Problems should not be:
- if you have them in a good working format and format,
- if you have a means of communication with the digital society,
- if you can evaluate them for openness and the opportunity to publish and evaluate the risks of publishing them,
- if you can physically in one form or another upload them to the server (network),
- if you can upload metadata at the same time and provide contextual links
- and finally, if you understand why all this is necessary.
This indicator is not the only way to assess. Specific and controlled measures of success are developed at the stage of strategic design and allow you to monitor the performance of a completely non-senseless activity - the publication of data.
Feedback
In the simplest version, the feedback on public data for the supplier is the responses of the recipients (users) about the quality of data, their applicability and the results obtained.
In a more complicated case , feedback is the reclamation, research and implementation of those third-party new solutions and knowledge into existing processes and business objects (organizations).

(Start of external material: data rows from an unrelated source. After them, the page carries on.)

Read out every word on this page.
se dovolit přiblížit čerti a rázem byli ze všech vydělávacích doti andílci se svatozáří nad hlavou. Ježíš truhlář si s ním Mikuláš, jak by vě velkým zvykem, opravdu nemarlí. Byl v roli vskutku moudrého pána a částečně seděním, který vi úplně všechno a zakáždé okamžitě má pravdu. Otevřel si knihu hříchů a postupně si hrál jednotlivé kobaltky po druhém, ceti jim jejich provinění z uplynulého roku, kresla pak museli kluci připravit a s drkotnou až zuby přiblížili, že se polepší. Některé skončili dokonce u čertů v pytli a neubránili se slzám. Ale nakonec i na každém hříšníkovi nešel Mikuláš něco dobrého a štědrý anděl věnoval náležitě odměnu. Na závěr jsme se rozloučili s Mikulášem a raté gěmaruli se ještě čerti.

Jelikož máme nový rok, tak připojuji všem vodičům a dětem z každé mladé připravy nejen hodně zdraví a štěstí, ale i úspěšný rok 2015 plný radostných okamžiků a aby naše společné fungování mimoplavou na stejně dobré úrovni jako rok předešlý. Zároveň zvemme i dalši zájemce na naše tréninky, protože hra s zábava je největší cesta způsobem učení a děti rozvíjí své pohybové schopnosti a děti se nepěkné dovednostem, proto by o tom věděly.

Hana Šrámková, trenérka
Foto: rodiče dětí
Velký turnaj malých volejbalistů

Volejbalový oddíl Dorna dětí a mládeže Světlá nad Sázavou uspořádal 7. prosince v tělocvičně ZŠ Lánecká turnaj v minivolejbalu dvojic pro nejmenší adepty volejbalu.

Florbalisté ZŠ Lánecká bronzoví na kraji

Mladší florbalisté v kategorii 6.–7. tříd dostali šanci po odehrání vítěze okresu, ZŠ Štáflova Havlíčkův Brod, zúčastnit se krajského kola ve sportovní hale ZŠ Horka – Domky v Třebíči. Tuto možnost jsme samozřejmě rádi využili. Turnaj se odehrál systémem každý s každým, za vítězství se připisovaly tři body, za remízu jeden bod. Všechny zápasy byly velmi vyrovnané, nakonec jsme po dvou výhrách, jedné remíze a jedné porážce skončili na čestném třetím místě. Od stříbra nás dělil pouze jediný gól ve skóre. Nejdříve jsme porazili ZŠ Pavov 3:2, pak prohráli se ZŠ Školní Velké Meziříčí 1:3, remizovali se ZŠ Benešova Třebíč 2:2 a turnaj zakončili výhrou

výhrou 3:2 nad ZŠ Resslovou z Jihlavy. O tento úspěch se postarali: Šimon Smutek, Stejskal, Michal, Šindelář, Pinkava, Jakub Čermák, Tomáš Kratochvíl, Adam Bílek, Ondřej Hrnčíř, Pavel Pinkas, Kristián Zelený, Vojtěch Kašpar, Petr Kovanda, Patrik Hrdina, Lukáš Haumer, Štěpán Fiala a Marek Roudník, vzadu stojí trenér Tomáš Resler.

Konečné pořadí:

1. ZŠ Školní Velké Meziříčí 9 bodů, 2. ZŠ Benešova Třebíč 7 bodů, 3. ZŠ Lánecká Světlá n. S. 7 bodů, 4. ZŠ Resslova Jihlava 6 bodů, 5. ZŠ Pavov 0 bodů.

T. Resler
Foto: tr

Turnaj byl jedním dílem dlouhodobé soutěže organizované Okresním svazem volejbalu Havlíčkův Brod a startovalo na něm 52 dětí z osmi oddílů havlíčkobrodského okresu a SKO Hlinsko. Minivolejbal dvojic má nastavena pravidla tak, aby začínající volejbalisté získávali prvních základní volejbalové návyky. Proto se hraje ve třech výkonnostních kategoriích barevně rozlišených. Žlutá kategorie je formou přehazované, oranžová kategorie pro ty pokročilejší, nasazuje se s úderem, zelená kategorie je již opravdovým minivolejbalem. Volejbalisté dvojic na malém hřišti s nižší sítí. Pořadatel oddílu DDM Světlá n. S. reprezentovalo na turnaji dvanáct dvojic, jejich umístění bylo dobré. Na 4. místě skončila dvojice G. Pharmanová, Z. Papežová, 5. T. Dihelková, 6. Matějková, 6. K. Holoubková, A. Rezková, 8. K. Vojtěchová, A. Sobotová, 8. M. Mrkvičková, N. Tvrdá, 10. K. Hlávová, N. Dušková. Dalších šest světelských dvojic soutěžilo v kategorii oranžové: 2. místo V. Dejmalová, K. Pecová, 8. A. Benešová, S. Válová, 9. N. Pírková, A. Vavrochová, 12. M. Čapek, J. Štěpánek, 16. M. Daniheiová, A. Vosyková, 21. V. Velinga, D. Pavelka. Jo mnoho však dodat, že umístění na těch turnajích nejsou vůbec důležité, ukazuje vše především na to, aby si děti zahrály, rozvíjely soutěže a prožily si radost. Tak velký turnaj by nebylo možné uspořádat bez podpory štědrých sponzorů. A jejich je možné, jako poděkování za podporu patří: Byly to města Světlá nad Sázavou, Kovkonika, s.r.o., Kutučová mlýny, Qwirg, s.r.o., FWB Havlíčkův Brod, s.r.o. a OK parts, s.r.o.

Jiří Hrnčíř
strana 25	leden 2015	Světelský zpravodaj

Maintaining feedback with recipients is a separate important component of the overall meaningful public data management model. The organization of feedback at a level sufficient for obtaining a meaningful result is more complicated, more expensive and more important than putting public data sets on network resources.

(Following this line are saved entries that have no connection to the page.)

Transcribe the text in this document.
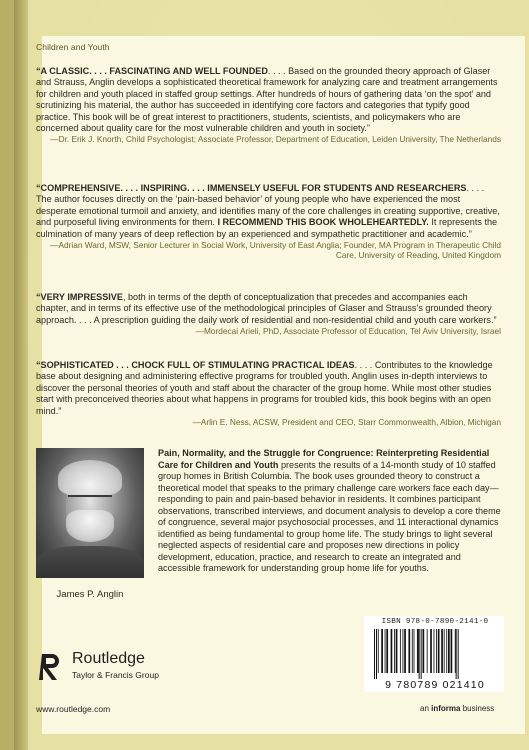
Children and Youth
“A CLASSIC. . . . FASCINATING AND WELL FOUNDED. . . . Based on the grounded theory approach of Glaser and Strauss, Anglin develops a sophisticated theoretical framework for analyzing care and treatment arrangements for children and youth placed in staffed group settings. After hundreds of hours of gathering data ‘on the spot’ and scrutinizing his material, the author has succeeded in identifying core factors and categories that typify good practice. This book will be of great interest to practitioners, students, scientists, and policymakers who are concerned about quality care for the most vulnerable children and youth in society.”
—Dr. Erik J. Knorth, Child Psychologist; Associate Professor, Department of Education, Leiden University, The Netherlands
“COMPREHENSIVE. . . . INSPIRING. . . . IMMENSELY USEFUL FOR STUDENTS AND RESEARCHERS. . . . The author focuses directly on the ‘pain-based behavior’ of young people who have experienced the most desperate emotional turmoil and anxiety, and identifies many of the core challenges in creating supportive, creative, and purposeful living environments for them. I RECOMMEND THIS BOOK WHOLEHEARTEDLY. It represents the culmination of many years of deep reflection by an experienced and sympathetic practitioner and academic.”
—Adrian Ward, MSW, Senior Lecturer in Social Work, University of East Anglia; Founder, MA Program in Therapeutic Child Care, University of Reading, United Kingdom
“VERY IMPRESSIVE, both in terms of the depth of conceptualization that precedes and accompanies each chapter, and in terms of its effective use of the methodological principles of Glaser and Strauss’s grounded theory approach. . . . A prescription guiding the daily work of residential and non-residential child and youth care workers.”
—Mordecai Arieli, PhD, Associate Professor of Education, Tel Aviv University, Israel
“SOPHISTICATED . . . CHOCK FULL OF STIMULATING PRACTICAL IDEAS. . . . Contributes to the knowledge base about designing and administering effective programs for troubled youth. Anglin uses in-depth interviews to discover the personal theories of youth and staff about the character of the group home. While most other studies start with preconceived theories about what happens in programs for troubled kids, this book begins with an open mind.”
—Arlin E. Ness, ACSW, President and CEO, Starr Commonwealth, Albion, Michigan
James P. Anglin
Pain, Normality, and the Struggle for Congruence: Reinterpreting Residential Care for Children and Youth presents the results of a 14-month study of 10 staffed group homes in British Columbia. The book uses grounded theory to construct a theoretical model that speaks to the primary challenge care workers face each day—responding to pain and pain-based behavior in residents. It combines participant observations, transcribed interviews, and document analysis to develop a core theme of congruence, several major psychosocial processes, and 11 interactional dynamics identified as being fundamental to group home life. The study brings to light several neglected aspects of residential care and proposes new directions in policy development, education, practice, and research to create an integrated and accessible framework for understanding group home life for youths.
ISBN 978-0-7890-2141-0
9 780789 021410
Routledge
Taylor & Francis Group
www.routledge.com	an informa business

In the absence of stable links between the supplier and an unlimited number of recipients of public data, it is actually necessary to implement many different mechanisms for mutually beneficial communication.
It can be:
- subscription of recipients (users) to a series of notifications from the supplier,
- open pool of data recipients (a certain club or community of interest),
- real or virtual contests based on public data (hackathons),
- offline or online themed events (seminars, conferences),
- survey of data recipients (simple or focused surveys),
- training activities (lectures, certification tests), etc.
But the goal of all such mechanisms for establishing feedback will be the desire to obtain in one form or another the results obtained by those actors who uploaded public data, processed and analyzed them, found something new and useful, or created new products and services.
Direct feedback
methods involve contacting the public data provider with the recipients.
Indirect feedback
methods are reduced to researching the information space of the network and searching for new solutions and knowledge gained on the supplier’s data or using the supplier’s data, but which for some reason or other have fallen off the line of sight.
There is a certain risk of losing sight of the beneficial effect that someone will have on the supplier’s data. But this is not a problem. The supplier can always recover lost benefits, especially if he himself is the owner of the data. However, finding out that it is generally possible to do something valuable on a specific set of public data is to get feedback from those who have already done something, or at least tried.